Can the type of delivery affect a child's risk of getting measles after vaccination? The researchers now say that children born via C-section are at more than double the risk of getting measles after a single dose of vaccine compared to those born naturally.

The research team from the University of Cambridge, UK, and Fudan University, China, who led a recent study found that a single dose of measles vaccine is 2.6 times more likely to be completely ineffective in children born by cesarian. To have robust protection against measles, children born with C-sections should receive two doses of the vaccination, according to the results published in the journal Nature Microbiology.

"We've discovered that the way we're born - either by C-section or natural birth - has long-term consequences on our immunity to diseases as we grow up. We know that a lot of children don't end up having their second measles jab, which is dangerous for them as individuals and for the wider population. Infants born by C-section are the ones we really want to be following up to make sure they get their second measles jab, because their first jab is much more likely to fail," said Professor Henrik Salje joint senior author of the report.

The findings were based on data from previous studies that included more than 1500 children in Hunan, China. To understand how measles antibodies in the blood changed during the first few years of a child's life and after the vaccination, blood samples were taken every few weeks from the time of birth to the age of 12.
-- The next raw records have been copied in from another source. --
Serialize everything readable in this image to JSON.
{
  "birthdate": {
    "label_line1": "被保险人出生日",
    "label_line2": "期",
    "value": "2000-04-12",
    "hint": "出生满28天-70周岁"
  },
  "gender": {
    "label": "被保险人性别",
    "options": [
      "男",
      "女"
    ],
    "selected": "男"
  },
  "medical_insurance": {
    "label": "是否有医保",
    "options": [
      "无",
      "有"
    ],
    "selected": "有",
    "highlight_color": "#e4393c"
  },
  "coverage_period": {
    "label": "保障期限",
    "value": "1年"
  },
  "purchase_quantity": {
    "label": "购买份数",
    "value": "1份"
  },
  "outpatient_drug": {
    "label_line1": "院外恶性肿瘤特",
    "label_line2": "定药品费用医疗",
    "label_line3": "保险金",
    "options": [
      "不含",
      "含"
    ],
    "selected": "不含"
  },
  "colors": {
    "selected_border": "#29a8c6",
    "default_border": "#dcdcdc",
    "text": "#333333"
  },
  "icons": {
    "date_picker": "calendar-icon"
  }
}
"They found that 12% of children born via cesarean section had no immune response to their first measles vaccination, as compared to 5% of children born by vaginal delivery. This means that many of the children born by C-section did not still mount an immune response following their first vaccination. Two doses of the measles jab are needed for the body to mount a long-lasting immune response and protect against measles," the news release stated.

Studies show that vaginal birth transfers a wider variety of microbes from mother to baby, which can strengthen their immune system. The researchers believe that the increased risk of measles among cesarean birth children is also linked to the difference in the development of the infant's gut microbiome.

"With a C-section birth, children aren't exposed to the mother's microbiome in the same way as with a vaginal birth. We think this means they take longer to catch up in developing their gut microbiome, and with it, the ability of the immune system to be primed by vaccines against diseases including measles," said Professor Salje.